Any kind of exercise or movement is better than none when it comes to health, and there are so many options to choose from. When considering which cardiovascular exercise to try out, walking is a great way to get started.
Walking is an option for all ages and fitness levels and costs nothing. All you need is a good pair of trainers or walking shoes and you’re away – a walk around the block, to the park, walking the dog, the kids to school or even trying out one of New Zealand’s great walks.
Walking can get you out into nature to experience some of the mental health benefits that we mentioned in our recent blog What happens to your brain when you get into nature. Joining a walking group or walking with friends or family can support your social health.

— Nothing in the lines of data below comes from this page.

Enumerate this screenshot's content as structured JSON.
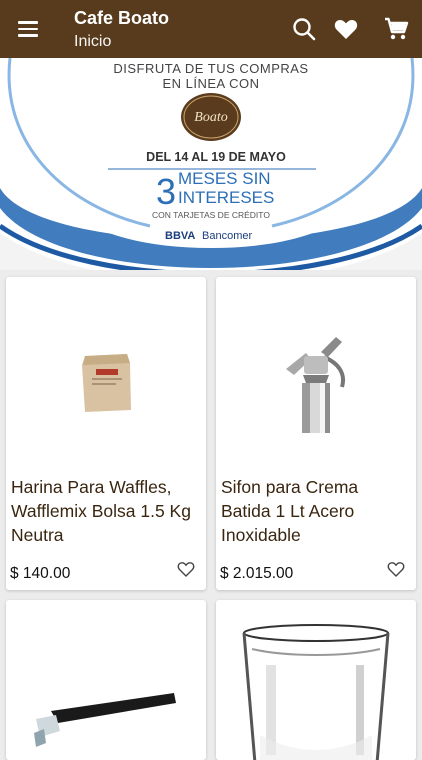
{
  "app": {
    "title": "Cafe Boato",
    "subtitle": "Inicio"
  },
  "icons": {
    "menu": "menu-icon",
    "search": "search-icon",
    "favorites": "heart-icon",
    "cart": "cart-icon"
  },
  "banner": {
    "line1": "DISFRUTA DE TUS COMPRAS",
    "line2": "EN LÍNEA CON",
    "logo_text": "Boato",
    "dates": "DEL 14 AL 19 DE MAYO",
    "msi_number": "3",
    "msi_line1": "MESES SIN",
    "msi_line2": "INTERESES",
    "cards_note": "CON TARJETAS DE CRÉDITO",
    "bank": "BBVA",
    "bank2": "Bancomer"
  },
  "products": [
    {
      "name": "Harina Para Waffles, Wafflemix Bolsa 1.5 Kg Neutra",
      "price": "$ 140.00"
    },
    {
      "name": "Sifon para Crema Batida 1 Lt Acero Inoxidable",
      "price": "$ 2.015.00"
    },
    {
      "name": "",
      "price": ""
    },
    {
      "name": "",
      "price": ""
    }
  ],
  "colors": {
    "appbar": "#573b1c",
    "accent_blue": "#2c6fb7",
    "product_text": "#3a2610"
  }
}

Walking and the way you age
There are many healthy lifestyle habits that can help us lead a longer and healthier life. Recent science has found that your walking speed is a good indicator of longevity.
A UK study¹ of more than 400,000 participants, who were on average in their mid-50s, measured walking speed by asking participants to self-evaluate their usual walking speed.
- Slower pace = less than 3 miles per hour (less than around 4.8 kms per hour)
- Steady/average pace = 3-4 miles per hour (4.8 – 6.4 kms per hour)
- Brisk pace= > 4 miles per hour (over 6.4 kms per hour)
The researchers also provided a subset of 86,000 participants with accelerometer assessed total physical activity and intensity.
To measure the effect of walking speed on longevity, researchers measured the length of participants telomeres, which is one of the biomarkers for healthy aging. See our blog on Telomeres - what are they and why are they important? for more information on telomeres.
The study found that steady/average walkers and brisk walkers had a longer telomere length than slow walkers, with brisk walkers having an incredible 16 year longer life expectancy compared to slow walkers.
The observations using accelerometer measurements found that longer telomere length was associated with those engaging in regularly intensive activity, but not total amount of activity. It was found that as little as 10 minutes of brisk walking a day is associated with longer life expectancy.
Any form of activity or movement is better for our health than none. However, if we make it a habit to pick up the pace of our regular walk, we could potentially be enjoying a healthier life for longer.
How about introducing a ten-minute speed walk component to your walking regime? You will be thanking your younger self for it in the long run.
BBA (Hons)., BNat., mNMHNZ
Registered Naturopath & Medical Herbalist
¹ Dempsey, P. C., Musicha, C., Rowlands, A. V., Davies, M., Khunti, K., Razieh, C., Timmins, I., Zaccardi, F., Codd, V., Nelson, C. P., Yates, T., & Samani, N. J. (2022). Investigation of a UK biobank cohort reveals causal associations of self-reported walking pace with telomere length. Communications Biology, 5(1). doi: 10.1038/s42003-022-03323-x.